Na wyjściu pojawia się sygnał sterujący (np. napięcie), który będzie dążył do tego, aby tak wysterować obiekt, czyli Twój silnik, żeby działał on na zadanych przez Ciebie obrotach.
Wejściem regulatora jest sygnał uchybu, zazwyczaj oznaczany jako e = wartość zadana - aktualna wartość.
Regulator PID nie działa w żaden magiczny sposób. Jego działanie opiera się na matematycznych przekształceniach uchybu regulacji. Każdy jego człon może mieć inną wagę (nastawy), dzięki czemu możemy dobierać jakość sterowania do rodzaju obiektu sterowanego.
Człon P jest członem proporcjonalnym. On nie robi nic, poza mnożeniem uchybu przez stały współczynnik. Przyspiesza nam regulację, ale nie sprowadza uchybu do zera.
Człon I jest członem całkującym, czyli najprościej mówiąc - stale dodającym sygnał uchybu.

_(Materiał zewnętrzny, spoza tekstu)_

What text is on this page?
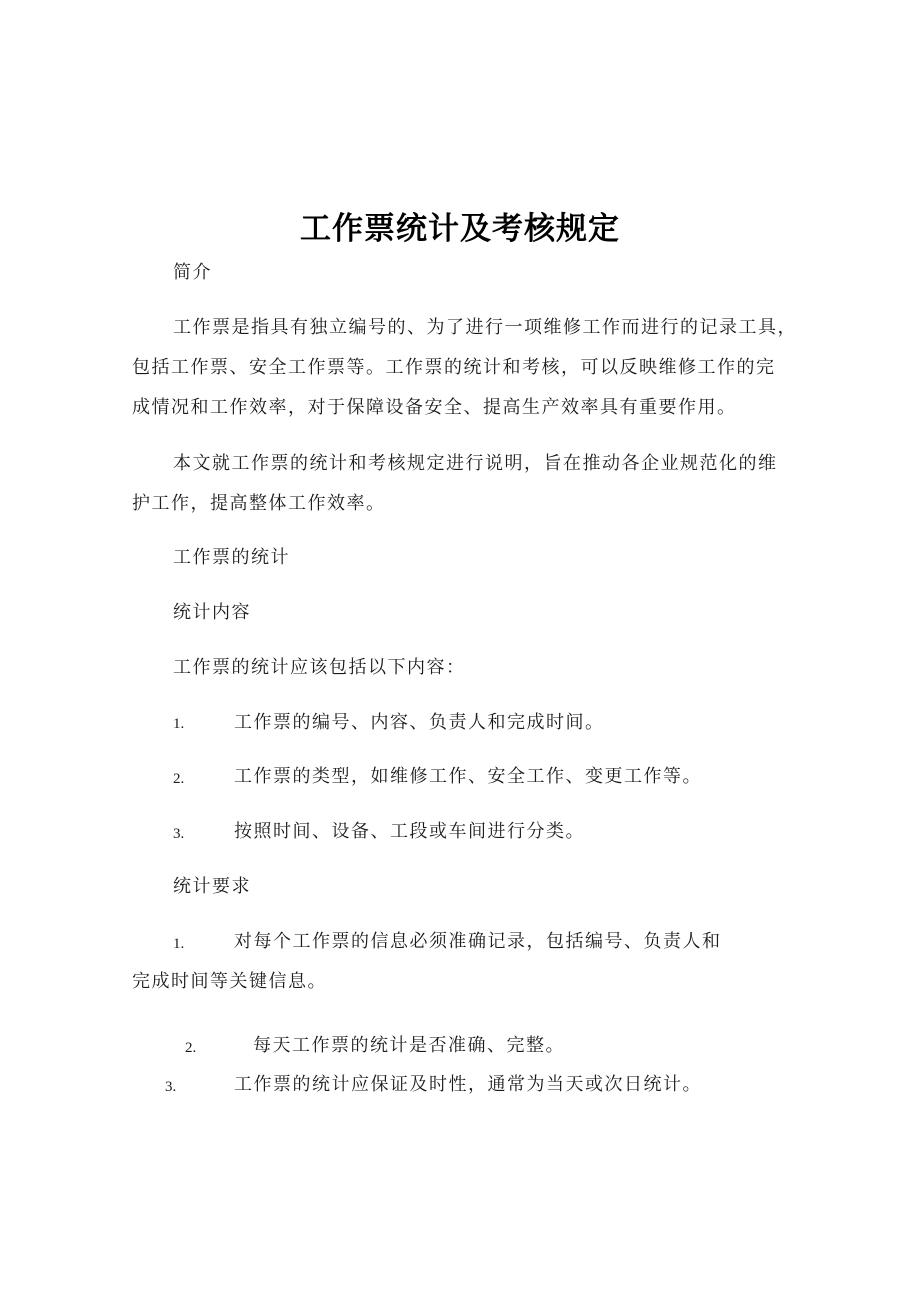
工作票统计及考核规定
简介
工作票是指具有独立编号的、为了进行一项维修工作而进行的记录工具，
包括工作票、安全工作票等。工作票的统计和考核，可以反映维修工作的完
成情况和工作效率，对于保障设备安全、提高生产效率具有重要作用。
本文就工作票的统计和考核规定进行说明，旨在推动各企业规范化的维
护工作，提高整体工作效率。
工作票的统计
统计内容
工作票的统计应该包括以下内容：
1.	工作票的编号、内容、负责人和完成时间。
2.	工作票的类型，如维修工作、安全工作、变更工作等。
3.	按照时间、设备、工段或车间进行分类。
统计要求
1.	对每个工作票的信息必须准确记录，包括编号、负责人和
完成时间等关键信息。
2.	每天工作票的统计是否准确、完整。
3.	工作票的统计应保证及时性，通常为当天或次日统计。
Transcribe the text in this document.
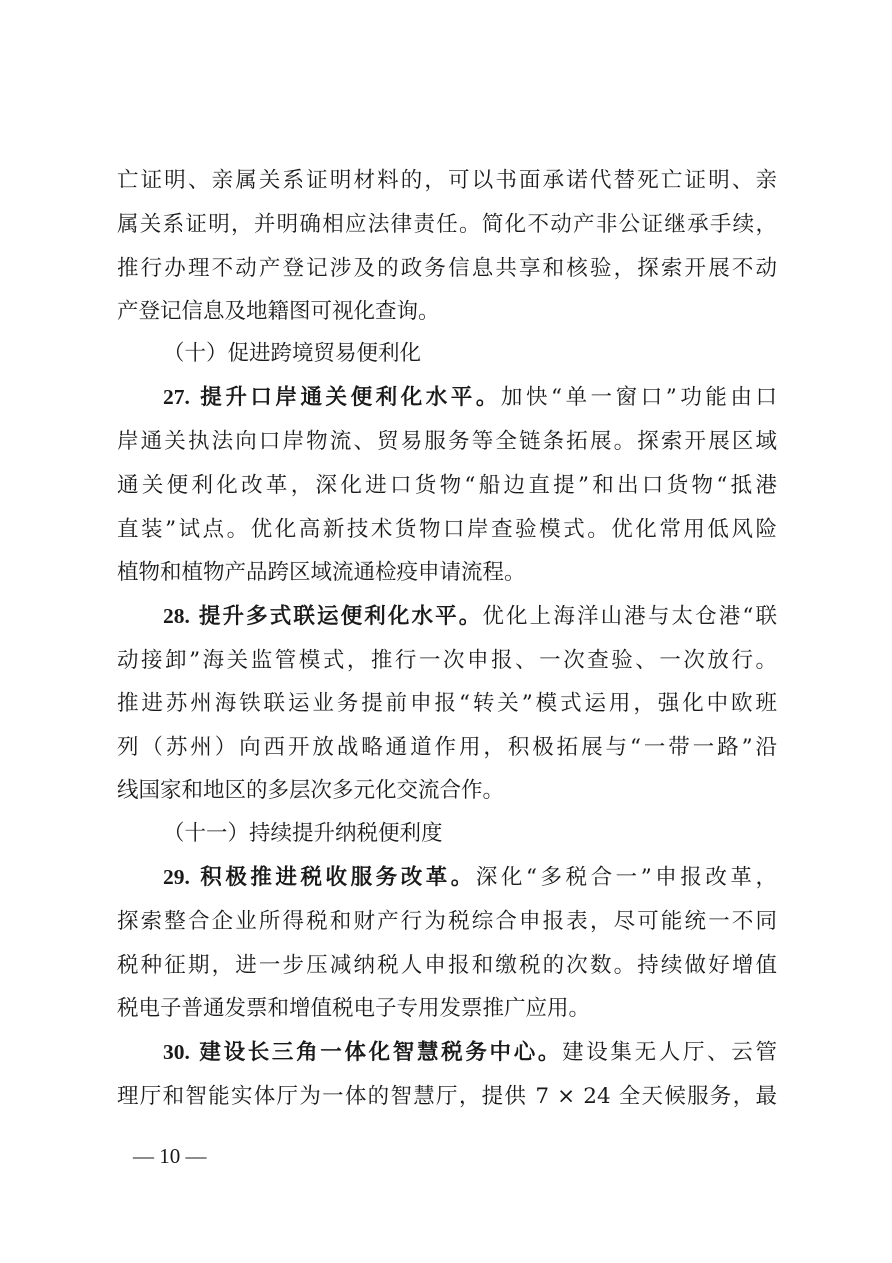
亡证明、亲属关系证明材料的，可以书面承诺代替死亡证明、亲
属关系证明，并明确相应法律责任。简化不动产非公证继承手续，
推行办理不动产登记涉及的政务信息共享和核验，探索开展不动
产登记信息及地籍图可视化查询。
（十）促进跨境贸易便利化
27. 提升口岸通关便利化水平。加快“单一窗口”功能由口
岸通关执法向口岸物流、贸易服务等全链条拓展。探索开展区域
通关便利化改革，深化进口货物“船边直提”和出口货物“抵港
直装”试点。优化高新技术货物口岸查验模式。优化常用低风险
植物和植物产品跨区域流通检疫申请流程。
28. 提升多式联运便利化水平。优化上海洋山港与太仓港“联
动接卸”海关监管模式，推行一次申报、一次查验、一次放行。
推进苏州海铁联运业务提前申报“转关”模式运用，强化中欧班
列（苏州）向西开放战略通道作用，积极拓展与“一带一路”沿
线国家和地区的多层次多元化交流合作。
（十一）持续提升纳税便利度
29. 积极推进税收服务改革。深化“多税合一”申报改革，
探索整合企业所得税和财产行为税综合申报表，尽可能统一不同
税种征期，进一步压减纳税人申报和缴税的次数。持续做好增值
税电子普通发票和增值税电子专用发票推广应用。
30. 建设长三角一体化智慧税务中心。建设集无人厅、云管
理厅和智能实体厅为一体的智慧厅，提供 7 × 24 全天候服务，最
— 10 —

Efekt jego działania to sprowadzenie uchybu do zera.
Jeśli uchyb utrzymuje się powyżej 0 przez pewien czas, człon I będzie wymuszał na sygnale sterującym coraz większą wartość (będzie stale dodawał uchyb), co będzie w ogólnym przypadku prowadziło do sprowadzenia uchybu do zera. Kiedy ten osiągnie w końcu upragnione zero, człon całkujący będzie całkował zero. Czyli dodawał zero. Czyli sygnał wyjściowy z członu I będzie stały. Aż do zmiany uchybu na niezerowy - wtedy znów człon I zmieni siłę sygnału, żeby sprowadzić uchyb do zera.
Człon D jest członem różniczkującym, liczy pochodną z uchybu.

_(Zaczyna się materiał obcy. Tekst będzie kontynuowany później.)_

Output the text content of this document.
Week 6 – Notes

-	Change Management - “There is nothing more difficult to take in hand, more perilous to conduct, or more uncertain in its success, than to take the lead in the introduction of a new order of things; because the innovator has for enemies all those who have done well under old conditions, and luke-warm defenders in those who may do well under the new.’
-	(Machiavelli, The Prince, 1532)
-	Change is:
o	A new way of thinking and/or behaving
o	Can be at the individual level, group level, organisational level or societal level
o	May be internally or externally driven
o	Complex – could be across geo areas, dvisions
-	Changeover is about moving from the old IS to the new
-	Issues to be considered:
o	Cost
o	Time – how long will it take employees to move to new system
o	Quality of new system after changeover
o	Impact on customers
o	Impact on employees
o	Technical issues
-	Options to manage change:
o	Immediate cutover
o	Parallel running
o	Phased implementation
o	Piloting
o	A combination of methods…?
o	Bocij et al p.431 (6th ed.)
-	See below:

Działa on tym mocniej, im szybciej zmienia się uchyb. Ten człon nie wpływa na sygnał sterujący, kiedy uchyb się ustabilizuje (bo pochodna ze stałej jest równa zeru). Jego działanie objawia się tylko w stanach przejściowych - ten człon skraca czas regulacji i wpływa na poziom przeregulowania.